Backup Sources for ESS
It is recognised that used batteries from electric vehicles (EVs) are well suited to bulk energy-storage applications. These are typically deemed unsuitable for EVs after declining to about 80% of their stated capacity. The 20% reduction presents no range-anxiety issues when used in an ESS, and the prospect of reusing the battery is attractive. On the other hand, repurposing the batteries incurs a cost, and ESS containing new batteries can be more space-efficient.

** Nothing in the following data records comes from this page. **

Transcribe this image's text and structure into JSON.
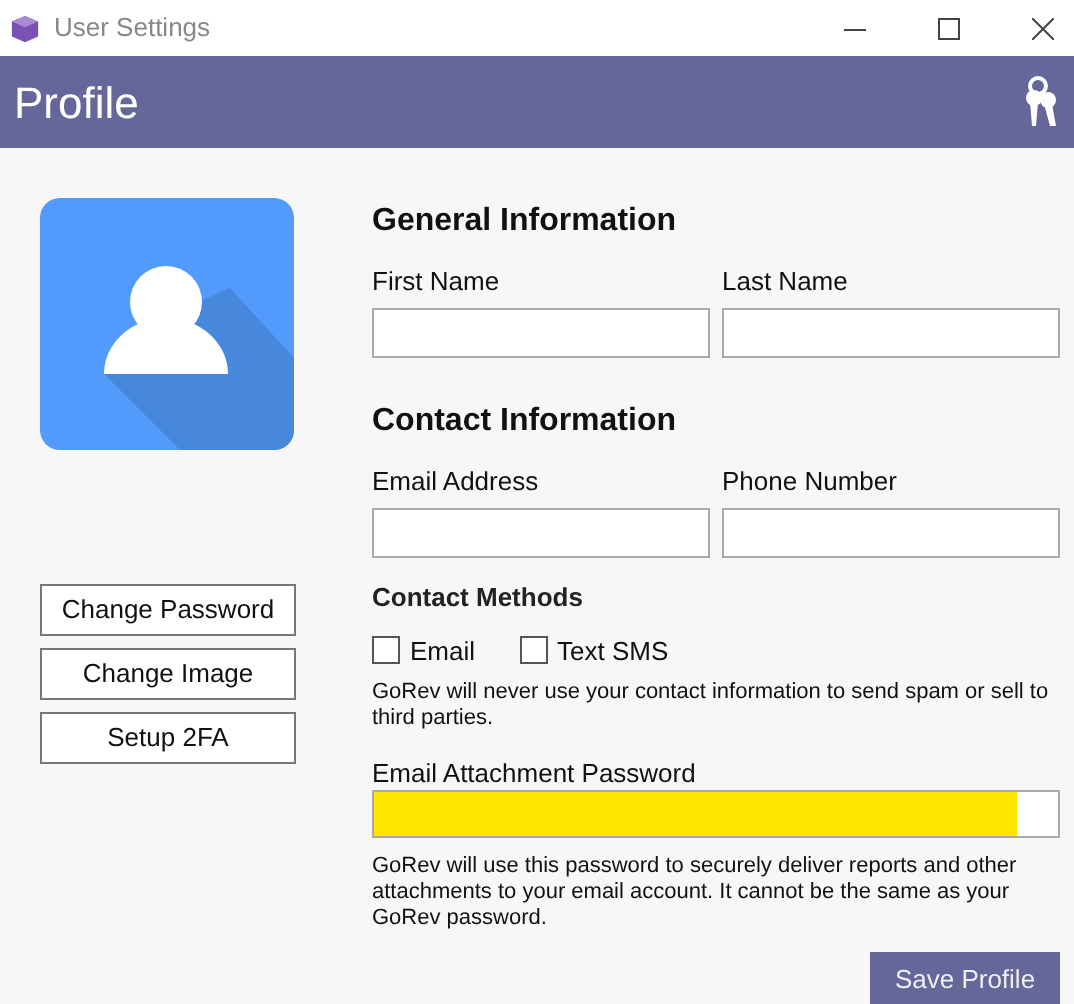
{
  "window": {
    "title": "User Settings"
  },
  "header": {
    "title": "Profile"
  },
  "profile_actions": [
    "Change Password",
    "Change Image",
    "Setup 2FA"
  ],
  "general_information": {
    "heading": "General Information",
    "fields": [
      {
        "label": "First Name"
      },
      {
        "label": "Last Name"
      }
    ]
  },
  "contact_information": {
    "heading": "Contact Information",
    "fields": [
      {
        "label": "Email Address"
      },
      {
        "label": "Phone Number"
      }
    ],
    "methods_heading": "Contact Methods",
    "methods": [
      {
        "label": "Email",
        "checked": false
      },
      {
        "label": "Text SMS",
        "checked": false
      }
    ],
    "notice": "GoRev will never use your contact information to send spam or sell to third parties."
  },
  "email_attachment_password": {
    "label": "Email Attachment Password",
    "highlighted": true,
    "note": "GoRev will use this password to securely deliver reports and other attachments to your email account. It cannot be the same as your GoRev password."
  },
  "save_button": "Save Profile"
}
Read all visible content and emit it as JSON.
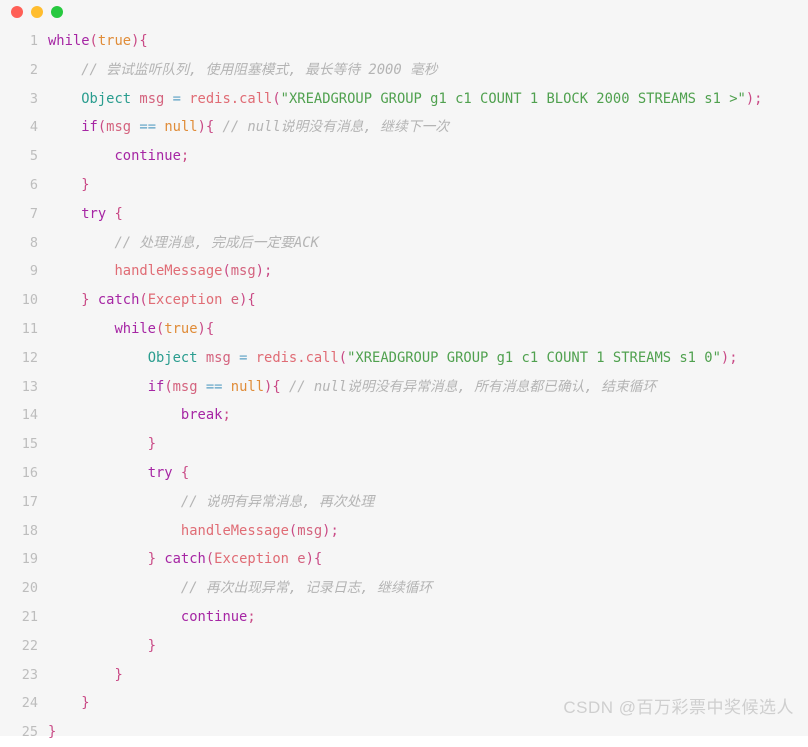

Additionally, owners of EVs could find that the existing storage on-board their vehicles has a useful role in helping to balance the grid. At any time of day or night, a large number of EVs are likely to be plugged in; they could be at varying points in their charging cycle. Their capacity could be used as an additional backup, either to supply the grid directly or to meet demand from within the owner’s premises. Different energy storage types, such as the large UPSs used by large companies to provide enterprise backup power, could also be harnessed to assist with grid stabilisation, in exchange for payment.
Summary
Only when combined with suitable energy storage, can renewable sources deliver reliable and dependable power, where it is needed, and when. Energy storage is already an established resource, widely used to balance energy supply and demand. With an increasing proportion of the energy supply now coming from renewable sources, there is a requirement for more storage, and faster-acting storage. Any connected battery, on the utility side and behind the meter, can be considered as a potential source of backup power, enabling owners of assets such as EVs and UPSs to take a role in making the green grid happen.